Table 6. Types of complications after examination (group 3)
     
Persistent lymphorrhea was expected in 2 (14.2%) patients, and 1 of them received conservative treatment. Uremia was the main differential complication in patients who underwent orthotopic neocystoplasty. Uremia was observed in 1 (7.1%) of group 3 patients. It can be suspected that the absorption property of the reservoir caused this complication. In the next period, the condition improved with the acceleration of the urine exit time from the reservoir and conservative support. Urinary incontinence was observed in 3 (21.3%) patients, and this complication is typical for this type of surgery. This complication was also eliminated by giving the patients exercises that improve the function of the muscles of the small pelvic organs.
Groups of complications were also analyzed in group 4 patients. Dynamic intestinal obstruction was observed in 1 (14.3%) patient in this group and resolved with conservative treatment. A complication such as hydronephrosis was detected in 2 patients, and in the post-examination period, urinary flow was restored by stenting the ureters. Persistent lymphorrhea was observed in 1 patient and the patient was discharged from the hospital with a drainage tube. On the 26th day after the examination, the drain was removed due to the fact that the amount of discharge in dynamics decreased to 5 ml per day. The patient was not given any conservative treatment.
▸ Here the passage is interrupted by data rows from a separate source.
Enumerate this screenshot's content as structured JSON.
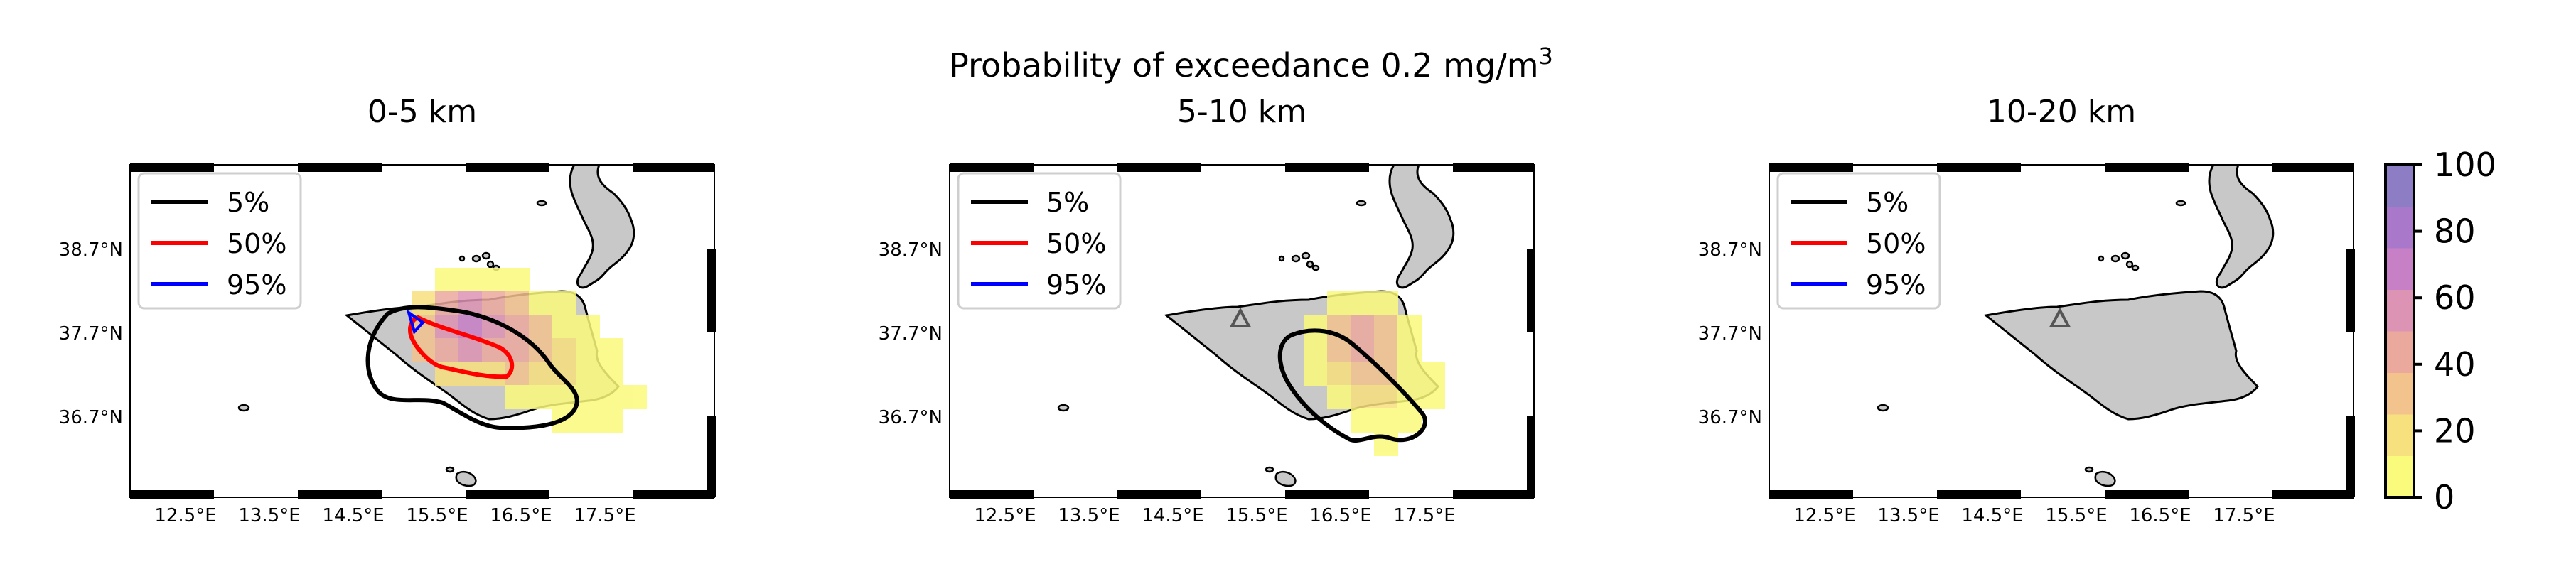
{
  "figure": {
    "title_line1": "Probability of exceedance 0.2 mg/m",
    "title_sup": "3"
  },
  "panels": [
    {
      "title": "0-5 km",
      "legend": [
        "5%",
        "50%",
        "95%"
      ],
      "has_plume": true,
      "show_volcano": false
    },
    {
      "title": "5-10 km",
      "legend": [
        "5%",
        "50%",
        "95%"
      ],
      "has_plume": true,
      "show_volcano": true
    },
    {
      "title": "10-20 km",
      "legend": [
        "5%",
        "50%",
        "95%"
      ],
      "has_plume": false,
      "show_volcano": true
    }
  ],
  "axes": {
    "lon_ticks": [
      "12.5°E",
      "13.5°E",
      "14.5°E",
      "15.5°E",
      "16.5°E",
      "17.5°E"
    ],
    "lat_ticks": [
      "38.7°N",
      "37.7°N",
      "36.7°N"
    ]
  },
  "legend_colors": {
    "5%": "#000000",
    "50%": "#ff0000",
    "95%": "#0000ff"
  },
  "colorbar": {
    "ticks": [
      "0",
      "20",
      "40",
      "60",
      "80",
      "100"
    ],
    "min": 0,
    "max": 100,
    "colors": [
      "#fafa7c",
      "#f7e07e",
      "#f3c38e",
      "#eba99e",
      "#dc93b4",
      "#c77fc6",
      "#a978cb",
      "#8c7dc4"
    ]
  },
  "map_colors": {
    "land": "#c8c8c8",
    "coast": "#000000",
    "volcano": "#555555"
  }
}
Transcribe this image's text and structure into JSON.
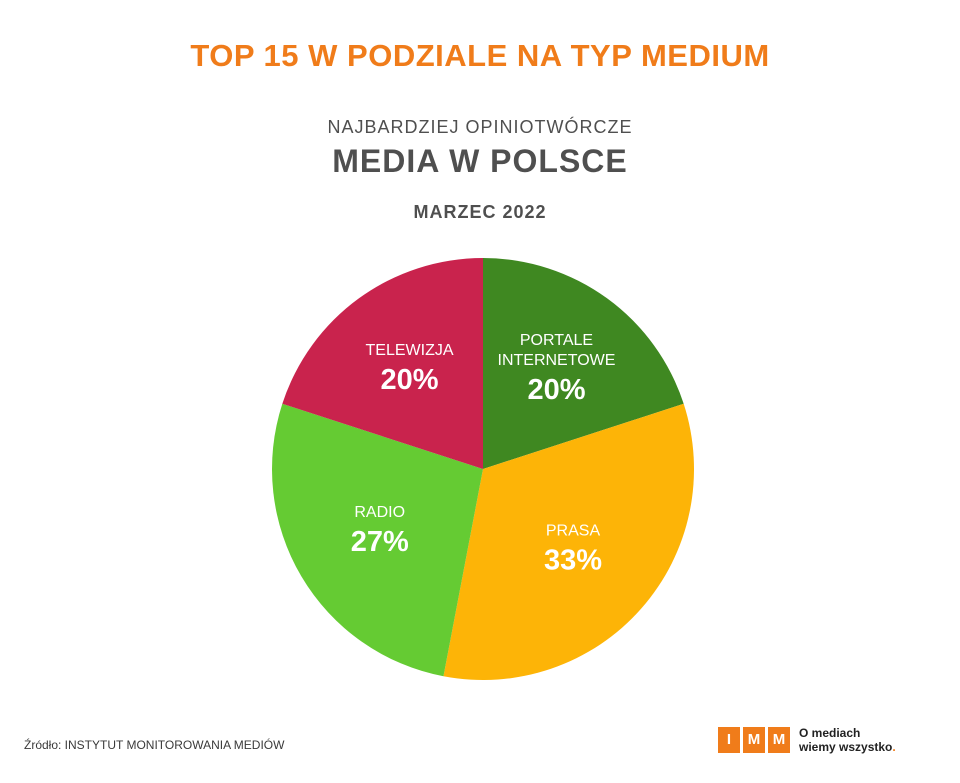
{
  "header": {
    "title": "TOP 15 W PODZIALE NA TYP MEDIUM",
    "subtitle": "NAJBARDZIEJ OPINIOTWÓRCZE",
    "heading": "MEDIA W POLSCE",
    "date": "MARZEC 2022"
  },
  "chart_data": {
    "type": "pie",
    "title": "TOP 15 W PODZIALE NA TYP MEDIUM",
    "start_angle_deg": 0,
    "direction": "clockwise",
    "slices": [
      {
        "label_lines": [
          "PORTALE",
          "INTERNETOWE"
        ],
        "value": 20,
        "value_label": "20%",
        "color": "#3f8821"
      },
      {
        "label_lines": [
          "PRASA"
        ],
        "value": 33,
        "value_label": "33%",
        "color": "#fdb407"
      },
      {
        "label_lines": [
          "RADIO"
        ],
        "value": 27,
        "value_label": "27%",
        "color": "#65cb33"
      },
      {
        "label_lines": [
          "TELEWIZJA"
        ],
        "value": 20,
        "value_label": "20%",
        "color": "#c9234d"
      }
    ]
  },
  "footer": {
    "source": "Źródło: INSTYTUT MONITOROWANIA MEDIÓW",
    "logo_letters": [
      "I",
      "M",
      "M"
    ],
    "tagline_line1": "O mediach",
    "tagline_line2": "wiemy wszystko",
    "tagline_dot": "."
  }
}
Table 7. Types of complications after examination (group 4)
     
Complication of uremia was noted in 3 (21.4%) patients. In neocystoplasty according to Hautman, the volume of the reservoir is significantly larger compared to the Studer type, and the effect on the biochemical and electrolyte parameters of the blood was high. This complication was eliminated by conservative treatment. Urinary incontinence was observed in 2 (28.6%) patients, and this complication was later resolved with exercises that improve the function of the muscles of the small pelvic organs.

4. Conclusions

The results of the analysis of early complications of radical cystectomy and neocystoplasty carried out in the conditions of the Republican specialized scientific practical medical center of oncology and radiology Andijan regional branch as the main effective treatment method for muscle invasive bladder cancer were confirmed to be satisfactory when compared with the results of the world's leading centers. Due to the fact that the number of neocystoplasty procedures was less, the percentage of the number of complications became larger. The study is ongoing because the number of patients is not yet sufficient to compare the results of the analysis.